Tout au long des années 1920, aussi bien Obregón que Calles bénéficièrent du soutien de la Crom qui reçut en échange des postes gouvernementaux. Dans un premier temps, les bureaucrates de la Crom conservèrent le langage lutte de classe de leurs origines anarchistes. Mais, en 1927, ils avouèrent ne pas être « des ennemis du capital, mais plutôt ses collaborateurs ». Ils contrecarrèrent l'influence des militants anarcho-syndicalistes ou communistes dans plusieurs secteurs du mouvement ouvrier, sans toutefois juguler la corporation la plus combative, les cheminots. Dans le secteur pétrolier en revanche, les patrons étaient tout-puissants et imposaient leur dictature aux salariés en s'appuyant sur des nervis, les gardes blanches. Enfin, une large part de l'économie, les mines, le bois, le café, le coton, le caoutchouc ou le sucre, restait entre les mains du capital étranger. Les affrontements avec les forces conservatrices eurent aussi pour conséquence de renforcer le poids du capital étranger, ce qui exacerba le sentiment national, un sentiment dont Cárdenas allait tirer avantage.
Un sextennat de concessions aux travailleurs
La crise de 1929 n'épargna pas le Mexique. Les masses ouvrières et paysannes entrèrent à nouveau en mouvement. Les grèves se multiplièrent à partir de 1932 et devinrent intenses en 1934-1936. La crise avait affaibli la Crom et une nouvelle organisation syndicale, dirigée par Lombardo Toledano, était apparue. En 1934, Lazaro Cárdenas fut élu. Plus encore que les précédents dirigeants du Mexique né de la révolution, Lazaro Cárdenas avait conscience de la nécessité d'encadrer les ouvriers et paysans. Il fit sa campagne électorale en invitant, dans tout le pays, ouvriers et paysans à s'organiser. Il changea le nom de son parti qu'il baptisa Parti de la révolution mexicaine avec pour devise « une démocratie pour les travailleurs ».

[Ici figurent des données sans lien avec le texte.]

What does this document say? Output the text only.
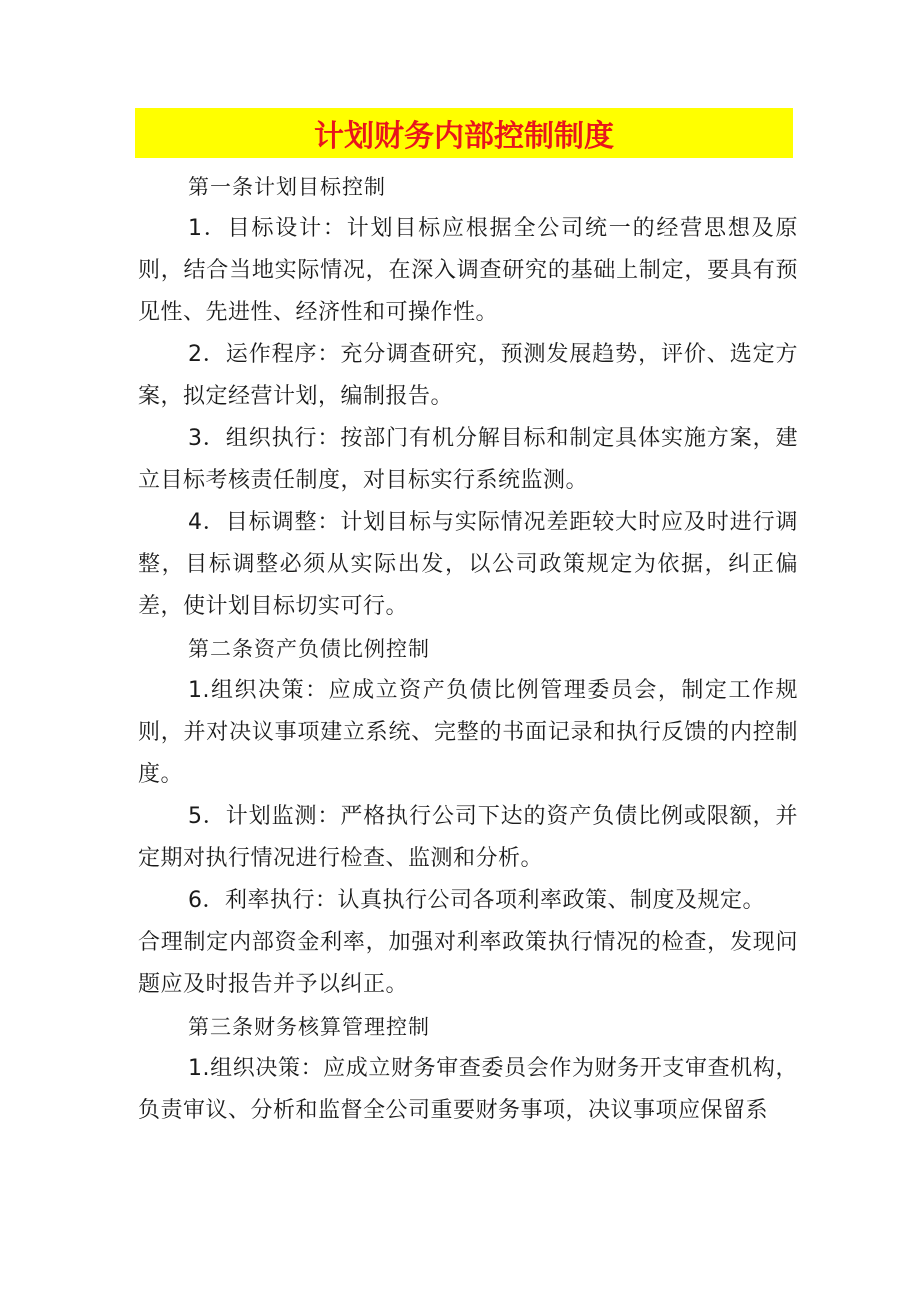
计划财务内部控制制度

第一条计划目标控制

1．目标设计：计划目标应根据全公司统一的经营思想及原则，结合当地实际情况，在深入调查研究的基础上制定，要具有预见性、先进性、经济性和可操作性。

2．运作程序：充分调查研究，预测发展趋势，评价、选定方案，拟定经营计划，编制报告。

3．组织执行：按部门有机分解目标和制定具体实施方案，建立目标考核责任制度，对目标实行系统监测。

4．目标调整：计划目标与实际情况差距较大时应及时进行调整，目标调整必须从实际出发，以公司政策规定为依据，纠正偏差，使计划目标切实可行。

第二条资产负债比例控制

1.组织决策：应成立资产负债比例管理委员会，制定工作规则，并对决议事项建立系统、完整的书面记录和执行反馈的内控制度。

5．计划监测：严格执行公司下达的资产负债比例或限额，并定期对执行情况进行检查、监测和分析。

6．利率执行：认真执行公司各项利率政策、制度及规定。

合理制定内部资金利率，加强对利率政策执行情况的检查，发现问题应及时报告并予以纠正。

第三条财务核算管理控制

1.组织决策：应成立财务审查委员会作为财务开支审查机构，负责审议、分析和监督全公司重要财务事项，决议事项应保留系
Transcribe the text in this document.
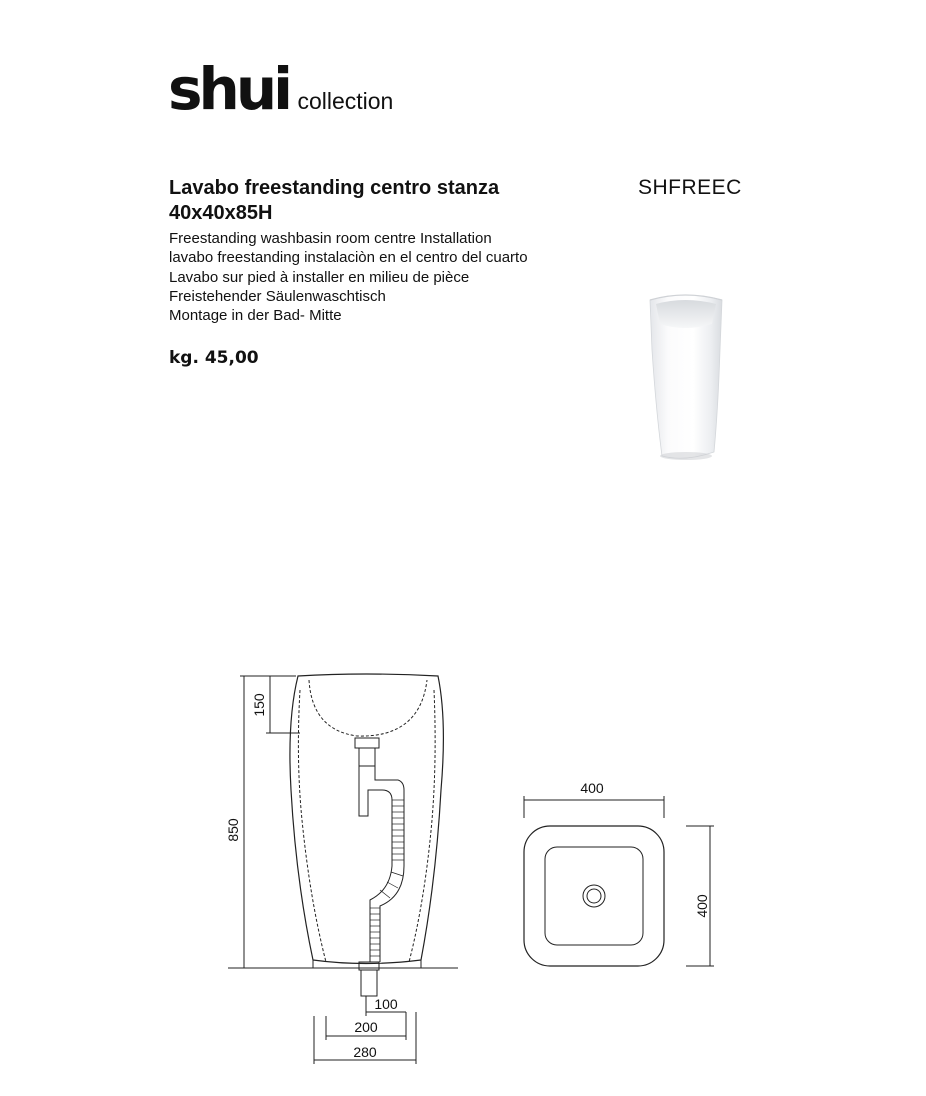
shui collection
Lavabo freestanding centro stanza
40x40x85H
SHFREEC
Freestanding washbasin room centre Installation
lavabo freestanding instalaciòn en el centro del cuarto
Lavabo sur pied à installer en milieu de pièce
Freistehender Säulenwaschtisch
Montage in der Bad- Mitte
kg. 45,00
150
850
100
200
280
400
400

En 1935, les dirigeants des principaux syndicats décidèrent de le soutenir. Cárdenas était pour une centrale unique regroupant « les blancs comme les rouges ». Cette centrale, la Confédération des travailleurs mexicains (CTM) vit le jour en 1936. Les grèves continuèrent chez les électriciens, puis dans l'industrie du pétrole en 1937. Les compagnies pétrolières anglo-saxonnes, ne voulant rien céder aux ouvriers, passèrent outre aux injonctions des tribunaux mexicains. Pour les travailleurs en lutte, pour les dirigeants syndicaux, mais aussi pour une partie des gouvernants, l'expropriation était désormais à l'ordre du jour. Cárdenas en fit son affaire, celle de l'État mexicain contre les compagnies. Le 18 mars 1938, il annonça leur expropriation avec la limite cependant que les compagnies expropriées furent finalement indemnisées, en même temps qu'il refusait que ces compagnies soient placées sous administration ouvrière. Cárdenas n'ayant pas cédé aux compagnies étrangères, il laissa l'image d'un champion de l'indépendance du Mexique face à l'impérialisme.
Par ailleurs, il renforça les droits accordés aux syndicats et lança la plus vaste réforme agraire depuis la révolution. Les sept réformes agraires précédant celle-ci avaient fait 780 000 bénéficiaires. Celle de Cárdenas en fit 730 000, quasiment autant. De cette manière, ce président renforça les liens entre les classes populaires et l'État, s'appuyant sur ce soutien pour faire avancer sa politique nationaliste.
Trotsky écrivit à ce sujet : « Dans les pays industriellement arriérés, le capital étranger joue un rôle décisif. D'où la faiblesse relative de la bourgeoisie nationale par rapport au prolétariat national. Ceci crée des conditions particulières du pouvoir d'État. Le gouvernement louvoie entre le capital étranger et le capital indigène, entre la faible bourgeoisie nationale et le prolétariat relativement puissant. Cela confère au gouvernement un caractère bonapartiste sui generis particulier. Il s'élève, pour ainsi dire, au-dessus des classes. En réalité, il peut gouverner, soit en se faisant l'instrument du capital étranger et en maintenant le prolétariat dans les chaînes de la dictature militaire, soit en manœuvrant avec le prolétariat et en allant même jusqu'à lui faire des concessions et conquérir ainsi la possibilité de jouir d'une certaine liberté à l'égard des capitalistes étrangers. »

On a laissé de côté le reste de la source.